Pros and cons of the PPTP protocol
- + PPTP is very fast
- + is simple to use
- + works on almost all operating systems
- – offers very weak encryption
- – PPTP traffic can be easily recognized and blocked
- – hackers often exploit the weaknesses in PPTP
The Layer 2 Tunneling Protocol (L2TP) is a tunneling protocol for setting up a VPN connection. L2TP does not encrypt internet traffic itself. Therefore, L2TP is almost always combined with IPSec to encrypt data. IPSec stands for Internet Protocol Security and ensures the end-to-end encryption of the data in the L2TP tunnel. The L2TP/IPSec combination as a VPN protocol is much more secure than PPTP.
- A disadvantage of L2TP/IPSec is that firewalls sometimes block this connection. L2TP uses UDP port 500 and some providers and companies block this port. In terms of speed, L2TP is very fast, but that is due to the lack of encryption. Adding IPSec increases the load on the computer and can decrease the connection speed. OpenVPN is faster than L2TP/IPSec.
Pros and cons of L2TP/IPSec
- + Better encryption than PPTP
- + directly supported in many operating systems
- – slower than OpenVPN
- – Snowden says L2TP/IPSec has been hacked by the NSA
- – L2TP can be blocked by firewalls
IKEv2 VPN protocol
IKEv2 stands for Internet Key Echange Version 2. As the name suggests, IKEv2 is the successor of IKE. When using IKEv2, internet traffic is first encrypted using IPSec. After that, a VPN tunnel is constructed in which the encrypted data is sent.
- The IKEv2 protocol, like L2TP, uses UDP port 500, which means that it is sometimes blocked by firewalls. Due to its use of IPSec, IKEv2 is often considered as secure as L2TP/IPSec. When using a weak password, IKEv2 is extra sensitive to hackers.
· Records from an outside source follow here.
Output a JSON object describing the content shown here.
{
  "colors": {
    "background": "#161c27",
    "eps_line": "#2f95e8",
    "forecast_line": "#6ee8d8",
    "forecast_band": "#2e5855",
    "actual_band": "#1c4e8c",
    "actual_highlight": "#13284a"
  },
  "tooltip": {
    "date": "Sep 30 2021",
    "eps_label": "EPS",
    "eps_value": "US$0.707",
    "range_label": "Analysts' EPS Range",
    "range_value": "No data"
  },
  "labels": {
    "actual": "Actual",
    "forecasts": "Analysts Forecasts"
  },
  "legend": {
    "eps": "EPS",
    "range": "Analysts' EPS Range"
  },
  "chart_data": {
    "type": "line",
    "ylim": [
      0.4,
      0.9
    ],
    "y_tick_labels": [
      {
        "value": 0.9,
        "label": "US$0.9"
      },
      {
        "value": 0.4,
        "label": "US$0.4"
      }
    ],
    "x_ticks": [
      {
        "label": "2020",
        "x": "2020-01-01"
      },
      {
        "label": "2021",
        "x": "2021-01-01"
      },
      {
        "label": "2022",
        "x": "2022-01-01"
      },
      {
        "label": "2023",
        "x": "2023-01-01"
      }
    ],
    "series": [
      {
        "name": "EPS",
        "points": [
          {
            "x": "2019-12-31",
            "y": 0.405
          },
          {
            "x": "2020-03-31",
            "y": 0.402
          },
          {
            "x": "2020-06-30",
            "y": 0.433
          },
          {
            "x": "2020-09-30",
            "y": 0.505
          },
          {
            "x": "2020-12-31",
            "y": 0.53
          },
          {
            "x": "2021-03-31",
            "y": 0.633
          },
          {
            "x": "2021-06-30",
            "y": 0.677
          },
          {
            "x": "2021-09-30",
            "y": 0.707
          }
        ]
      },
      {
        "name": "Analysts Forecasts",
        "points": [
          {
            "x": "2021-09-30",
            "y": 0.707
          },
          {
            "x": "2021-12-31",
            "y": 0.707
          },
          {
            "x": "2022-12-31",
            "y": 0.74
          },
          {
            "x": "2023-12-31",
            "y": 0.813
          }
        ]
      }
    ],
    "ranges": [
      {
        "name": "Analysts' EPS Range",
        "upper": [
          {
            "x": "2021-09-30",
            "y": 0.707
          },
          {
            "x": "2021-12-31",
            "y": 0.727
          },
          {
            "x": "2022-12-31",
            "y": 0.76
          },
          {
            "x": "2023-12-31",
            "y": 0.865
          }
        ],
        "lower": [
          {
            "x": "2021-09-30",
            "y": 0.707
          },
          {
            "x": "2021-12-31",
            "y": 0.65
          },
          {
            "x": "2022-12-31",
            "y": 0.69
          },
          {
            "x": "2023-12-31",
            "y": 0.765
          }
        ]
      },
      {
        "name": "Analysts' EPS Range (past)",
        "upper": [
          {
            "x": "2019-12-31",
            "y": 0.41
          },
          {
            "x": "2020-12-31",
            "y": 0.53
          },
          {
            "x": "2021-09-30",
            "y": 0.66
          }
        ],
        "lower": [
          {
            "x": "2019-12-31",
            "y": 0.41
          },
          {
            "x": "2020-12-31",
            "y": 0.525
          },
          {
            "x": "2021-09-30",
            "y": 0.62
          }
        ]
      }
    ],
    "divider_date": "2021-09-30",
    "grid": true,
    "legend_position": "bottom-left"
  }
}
IKEv2 is a very fast VPN protocol.
Pros and cons of IKEv2
- + IKEv2 is very fast
- + fairly strong encryption
- + can recover lost connections
- + IKEv2 is simple to use
- – can be blocked quite easily by firewalls
- – possibly cracked by the NSA
- – insecure when using a weak password
- – less supported protocol compared to OpenVPN and L2TP/IPSec
Wireguard is a new tentative experimental VPN protocol written by Jason A. Donenfeld. The protocol is still under development. Nevertheless, various VPN providers offer this protocol. The protocol distinguishes itself by a much smaller amount of code compared to its competitors.
- This makes the protocol and its security easier to evaluate (audit) and, in combination with the code itself, should make for a simpler, faster, more efficient and easier to use VPN protocol.
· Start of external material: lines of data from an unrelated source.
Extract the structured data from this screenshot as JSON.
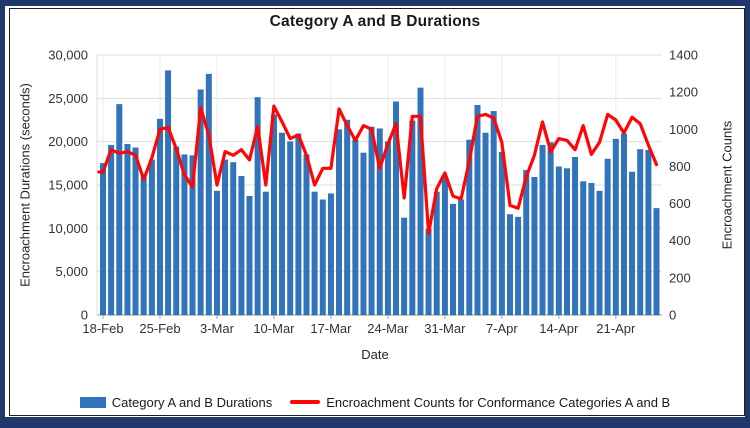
{
  "title": "Category A and B Durations",
  "colors": {
    "bar": "#2F74BD",
    "bar_edge": "#24619F",
    "line": "#FE0606",
    "frame": "#20386B",
    "inner_border": "#1F1F1F",
    "gridline": "#DEDEDE",
    "axis_line": "#B3B3B3"
  },
  "chart_data": {
    "type": "bar",
    "subtype": "combo-bar-line",
    "title": "Category A and B Durations",
    "xlabel": "Date",
    "grid": true,
    "legend_position": "bottom",
    "x": [
      "18-Feb",
      "19-Feb",
      "20-Feb",
      "21-Feb",
      "22-Feb",
      "23-Feb",
      "24-Feb",
      "25-Feb",
      "26-Feb",
      "27-Feb",
      "28-Feb",
      "29-Feb",
      "1-Mar",
      "2-Mar",
      "3-Mar",
      "4-Mar",
      "5-Mar",
      "6-Mar",
      "7-Mar",
      "8-Mar",
      "9-Mar",
      "10-Mar",
      "11-Mar",
      "12-Mar",
      "13-Mar",
      "14-Mar",
      "15-Mar",
      "16-Mar",
      "17-Mar",
      "18-Mar",
      "19-Mar",
      "20-Mar",
      "21-Mar",
      "22-Mar",
      "23-Mar",
      "24-Mar",
      "25-Mar",
      "26-Mar",
      "27-Mar",
      "28-Mar",
      "29-Mar",
      "30-Mar",
      "31-Mar",
      "1-Apr",
      "2-Apr",
      "3-Apr",
      "4-Apr",
      "5-Apr",
      "6-Apr",
      "7-Apr",
      "8-Apr",
      "9-Apr",
      "10-Apr",
      "11-Apr",
      "12-Apr",
      "13-Apr",
      "14-Apr",
      "15-Apr",
      "16-Apr",
      "17-Apr",
      "18-Apr",
      "19-Apr",
      "20-Apr",
      "21-Apr",
      "22-Apr",
      "23-Apr",
      "24-Apr",
      "25-Apr",
      "26-Apr"
    ],
    "x_tick_labels": [
      "18-Feb",
      "25-Feb",
      "3-Mar",
      "10-Mar",
      "17-Mar",
      "24-Mar",
      "31-Mar",
      "7-Apr",
      "14-Apr",
      "21-Apr"
    ],
    "x_tick_indices": [
      0,
      7,
      14,
      21,
      28,
      35,
      42,
      49,
      56,
      63
    ],
    "y_left": {
      "label": "Encroachment Durations (seconds)",
      "min": 0,
      "max": 30000,
      "step": 5000,
      "tick_labels": [
        "0",
        "5,000",
        "10,000",
        "15,000",
        "20,000",
        "25,000",
        "30,000"
      ]
    },
    "y_right": {
      "label": "Encroachment Counts",
      "min": 0,
      "max": 1400,
      "step": 200,
      "tick_labels": [
        "0",
        "200",
        "400",
        "600",
        "800",
        "1000",
        "1200",
        "1400"
      ]
    },
    "series": [
      {
        "name": "Category A and B Durations",
        "type": "bar",
        "axis": "left",
        "color": "#2F74BD",
        "values": [
          17500,
          19600,
          24300,
          19700,
          19300,
          16200,
          17900,
          22600,
          28200,
          19400,
          18500,
          18400,
          26000,
          27800,
          14300,
          17900,
          17600,
          16000,
          13700,
          25100,
          14200,
          23100,
          21000,
          20000,
          20900,
          18500,
          14200,
          13300,
          14000,
          21400,
          22500,
          20200,
          18700,
          21700,
          21500,
          20000,
          24600,
          11200,
          22400,
          26200,
          9900,
          14200,
          16000,
          12800,
          13300,
          20200,
          24200,
          21000,
          23500,
          18800,
          11600,
          11300,
          16700,
          15900,
          19600,
          19900,
          17100,
          16900,
          18200,
          15400,
          15200,
          14300,
          18000,
          20300,
          20900,
          16500,
          19100,
          19000,
          12300
        ]
      },
      {
        "name": "Encroachment Counts for Conformance Categories A and B",
        "type": "line",
        "axis": "right",
        "color": "#FE0606",
        "values": [
          770,
          890,
          870,
          880,
          860,
          730,
          845,
          1000,
          1010,
          895,
          755,
          690,
          1115,
          970,
          700,
          880,
          860,
          890,
          835,
          1015,
          700,
          1125,
          1040,
          950,
          970,
          860,
          700,
          790,
          790,
          1110,
          1020,
          940,
          1020,
          1000,
          790,
          920,
          1030,
          630,
          1070,
          1070,
          440,
          680,
          765,
          640,
          625,
          830,
          1070,
          1080,
          1060,
          930,
          590,
          575,
          745,
          860,
          1040,
          880,
          950,
          940,
          890,
          1020,
          865,
          930,
          1080,
          1050,
          980,
          1065,
          1030,
          915,
          810
        ]
      }
    ]
  },
  "legend": {
    "bar_label": "Category A and B Durations",
    "line_label": "Encroachment Counts for Conformance Categories A and B"
  }
}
However, because this protocol is still under development, the developers and most VPN providers recommend using it only for experimental purposes or when privacy is not absolutely necessary (for now). Furthermore, it is important to note that the current version of Wireguard only works with static IP addresses. According to many IT authorities, this means that using Wireguard is not compatible with a no-logging VPN policy.
Pros and cons of Wireguard
- + Wireguard is very fast in theory and according to benchmarks on its own website
- + The small amount of code means the protocol is easier to audit
- – Most VPN providers do not (yet) support this protocol.
- – Wireguard uses static IP addresses and is therefore not compatible with a no-logging policy.
It is important to choose the right VPN protocol. Each VPN protocol has its own advantages and disadvantages. In most cases, OpenVPN is the best choice. PPTP is almost never a good idea to use because of its weak encryption. If OpenVPN is not supported or does not work properly, L2TP/IPSec or IKEv2 can be considered.